Unnamed: 0_level_0,id,creator,created,updated,crawl_definition,title,description,language,tld,crawls
url,Unnamed: 1_level_1,Unnamed: 2_level_1,Unnamed: 3_level_1,Unnamed: 4_level_1,Unnamed: 5_level_1,Unnamed: 6_level_1,Unnamed: 7_level_1,Unnamed: 8_level_1,Unnamed: 9_level_1,Unnamed: 10_level_1
http://coronavirus.fr/,2147692,alext,2020-02-21 03:43:18.662353+00:00,2020-03-16 19:53:45.860949+00:00,31104294373,Epicorem.

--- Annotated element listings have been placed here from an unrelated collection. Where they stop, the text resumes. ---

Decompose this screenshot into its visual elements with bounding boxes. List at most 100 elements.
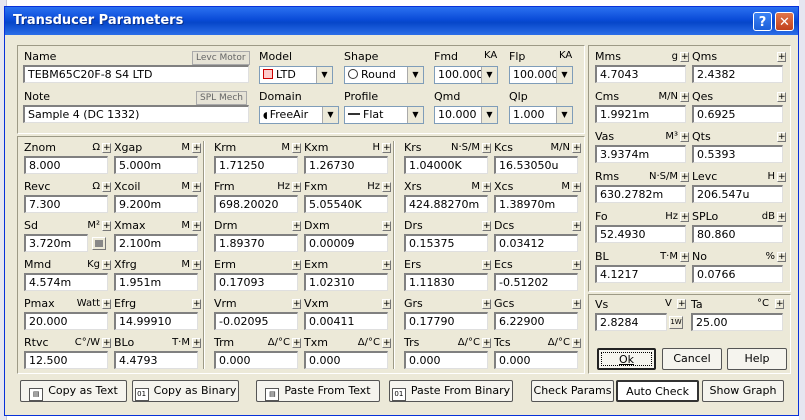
efrg-field[interactable]: 14.99910 [114,312,198,330]
chevron-down-icon[interactable]: ▼ [556,107,572,123]
xfrg-menu-button[interactable]: + [192,260,201,270]
qes-menu-button[interactable]: + [777,92,786,102]
vs-field[interactable]: 2.8284 [595,313,667,331]
cms-menu-button[interactable]: + [680,92,689,102]
levc-field[interactable]: 206.547u [692,185,783,203]
revc-field[interactable]: 7.300 [24,195,108,213]
krs-field[interactable]: 1.04000K [404,156,488,174]
splo-field[interactable]: 80.860 [692,225,783,243]
dcs-field[interactable]: 0.03412 [494,234,578,252]
kcs-menu-button[interactable]: + [572,143,581,153]
txm-menu-button[interactable]: + [382,338,391,348]
exm-menu-button[interactable]: + [382,260,391,270]
paste-from-text-button[interactable]: ▤ Paste From Text [256,380,380,402]
trs-menu-button[interactable]: + [482,338,491,348]
kcs-field[interactable]: 16.53050u [494,156,578,174]
chevron-down-icon[interactable]: ▼ [322,107,338,123]
gcs-menu-button[interactable]: + [572,299,581,309]
chevron-down-icon[interactable]: ▼ [407,107,423,123]
fxm-field[interactable]: 5.05540K [304,195,388,213]
erm-field[interactable]: 0.17093 [214,273,298,291]
cancel-button[interactable]: Cancel [662,348,722,370]
xmax-menu-button[interactable]: + [192,221,201,231]
qes-field[interactable]: 0.6925 [692,105,783,123]
bl-menu-button[interactable]: + [680,252,689,262]
drs-field[interactable]: 0.15375 [404,234,488,252]
copy-as-text-button[interactable]: ▤ Copy as Text [20,380,127,402]
xfrg-field[interactable]: 1.951m [114,273,198,291]
trs-field[interactable]: 0.000 [404,351,488,369]
chevron-down-icon[interactable]: ▼ [316,67,332,83]
vas-field[interactable]: 3.9374m [595,145,686,163]
xcs-menu-button[interactable]: + [572,182,581,192]
krs-menu-button[interactable]: + [482,143,491,153]
kxm-field[interactable]: 1.26730 [304,156,388,174]
efrg-menu-button[interactable]: + [192,299,201,309]
znom-field[interactable]: 8.000 [24,156,108,174]
vs-menu-button[interactable]: + [677,299,686,309]
qts-field[interactable]: 0.5393 [692,145,783,163]
fo-field[interactable]: 52.4930 [595,225,686,243]
krm-field[interactable]: 1.71250 [214,156,298,174]
title-bar[interactable]: Transducer Parameters ? ✕ [5,7,798,35]
gcs-field[interactable]: 6.22900 [494,312,578,330]
tcs-field[interactable]: 0.000 [494,351,578,369]
drs-menu-button[interactable]: + [482,221,491,231]
rms-field[interactable]: 630.2782m [595,185,686,203]
qms-menu-button[interactable]: + [777,52,786,62]
bl-field[interactable]: 4.1217 [595,265,686,283]
frm-field[interactable]: 698.20020 [214,195,298,213]
drm-field[interactable]: 1.89370 [214,234,298,252]
shape-select[interactable]: Round ▼ [344,66,424,84]
krm-menu-button[interactable]: + [292,143,301,153]
profile-select[interactable]: Flat ▼ [344,106,424,124]
copy-as-binary-button[interactable]: 01 Copy as Binary [132,380,239,402]
note-field[interactable]: Sample 4 (DC 1332) [23,105,249,123]
cms-field[interactable]: 1.9921m [595,105,686,123]
grs-menu-button[interactable]: + [482,299,491,309]
vxm-menu-button[interactable]: + [382,299,391,309]
znom-menu-button[interactable]: + [102,143,111,153]
name-field[interactable]: TEBM65C20F-8 S4 LTD [23,65,249,83]
chevron-down-icon[interactable]: ▼ [556,67,572,83]
erm-menu-button[interactable]: + [292,260,301,270]
chevron-down-icon[interactable]: ▼ [481,107,497,123]
revc-menu-button[interactable]: + [102,182,111,192]
ecs-menu-button[interactable]: + [572,260,581,270]
flp-select[interactable]: 100.000 ▼ [509,66,573,84]
domain-select[interactable]: ◖ FreeAir ▼ [259,106,339,124]
exm-field[interactable]: 1.02310 [304,273,388,291]
close-button[interactable]: ✕ [775,12,794,31]
rtvc-field[interactable]: 12.500 [24,351,108,369]
blo-field[interactable]: 4.4793 [114,351,198,369]
mmd-field[interactable]: 4.574m [24,273,108,291]
vrm-field[interactable]: -0.02095 [214,312,298,330]
xgap-menu-button[interactable]: + [192,143,201,153]
no-field[interactable]: 0.0766 [692,265,783,283]
xcs-field[interactable]: 1.38970m [494,195,578,213]
spl-mech-button[interactable]: SPL Mech [196,91,247,105]
qlp-select[interactable]: 1.000 ▼ [509,106,573,124]
trm-field[interactable]: 0.000 [214,351,298,369]
blo-menu-button[interactable]: + [192,338,201,348]
splo-menu-button[interactable]: + [777,212,786,222]
grs-field[interactable]: 0.17790 [404,312,488,330]
qmd-select[interactable]: 10.000 ▼ [434,106,498,124]
no-menu-button[interactable]: + [777,252,786,262]
mms-menu-button[interactable]: + [680,52,689,62]
show-graph-button[interactable]: Show Graph [702,380,784,402]
ta-field[interactable]: 25.00 [691,313,783,331]
rtvc-menu-button[interactable]: + [102,338,111,348]
ecs-field[interactable]: -0.51202 [494,273,578,291]
pmax-field[interactable]: 20.000 [24,312,108,330]
txm-field[interactable]: 0.000 [304,351,388,369]
xcoil-menu-button[interactable]: + [192,182,201,192]
ers-field[interactable]: 1.11830 [404,273,488,291]
ers-menu-button[interactable]: + [482,260,491,270]
paste-from-binary-button[interactable]: 01 Paste From Binary [389,380,513,402]
sd-calc-button[interactable] [92,237,106,250]
pmax-menu-button[interactable]: + [102,299,111,309]
frm-menu-button[interactable]: + [292,182,301,192]
check-params-button[interactable]: Check Params [531,380,614,402]
vs-1w-button[interactable]: 1W [669,316,683,329]
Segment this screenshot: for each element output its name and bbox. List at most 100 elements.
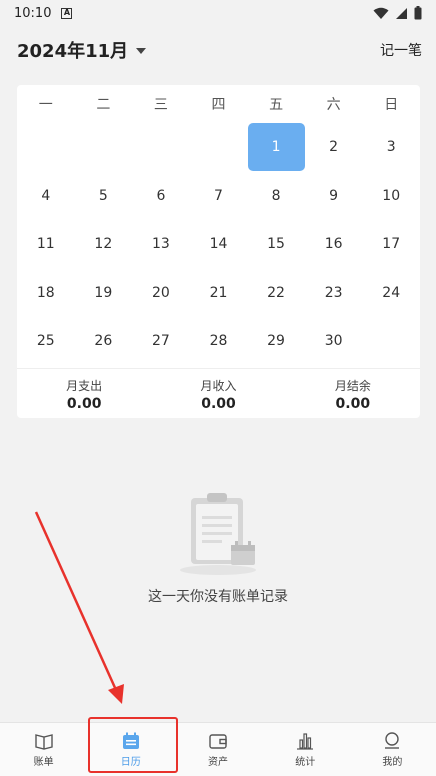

Ecoépidémiologie,Medical/Scientific aspects,French,.fr,0.0
http://english.whiov.cas.cn/,2147693,alext,2020-02-21 03:43:18.706571+00:00,2020-03-16 19:52:28.575749+00:00,31104294373,"Wuhan Institute of Virulogy, official page in ...",Health Organisation,English,.cn,74.0
http://www.china-embassy.or.jp/chn/,2147694,alext,2020-02-21 03:43:18.739126+00:00,2020-03-16 19:53:03.086729+00:00,31104294373,中华人民共和国驻日本大使馆,Embassy,Chinese,.jp,264.0
http://www.china-embassy.or.jp/jpn/,2147695,alext,2020-02-21 03:43:18.766308+00:00,2020-03-16 19:54:02.280945+00:00,31104294373,中華人民共和国駐日本国大使館,Embassy,Japanese,.jp,18.0
https://cadenaser.com/tag/ncov/a/,2147696,alext,2020-02-21 03:43:18.791716+00:00,2020-03-16 19:54:19.694418+00:00,31104294373,Coronavirus de Wuhan,Cadena Ser,Spanish,.com,53.0


So now we can see which seeds still need to be crawled, or to have their crawls made public?

In [297]:
missing = seeds_by_url[seeds_by_url.crawls == 0.0]
print("{0} URLS are missing crawls, which is {1:.2f}% of the total seeds.".format(
    len(missing),
    len(missing) / len(seeds_by_url) * 100
))

940 URLS are missing crawls, which is 46.24% of the total seeds.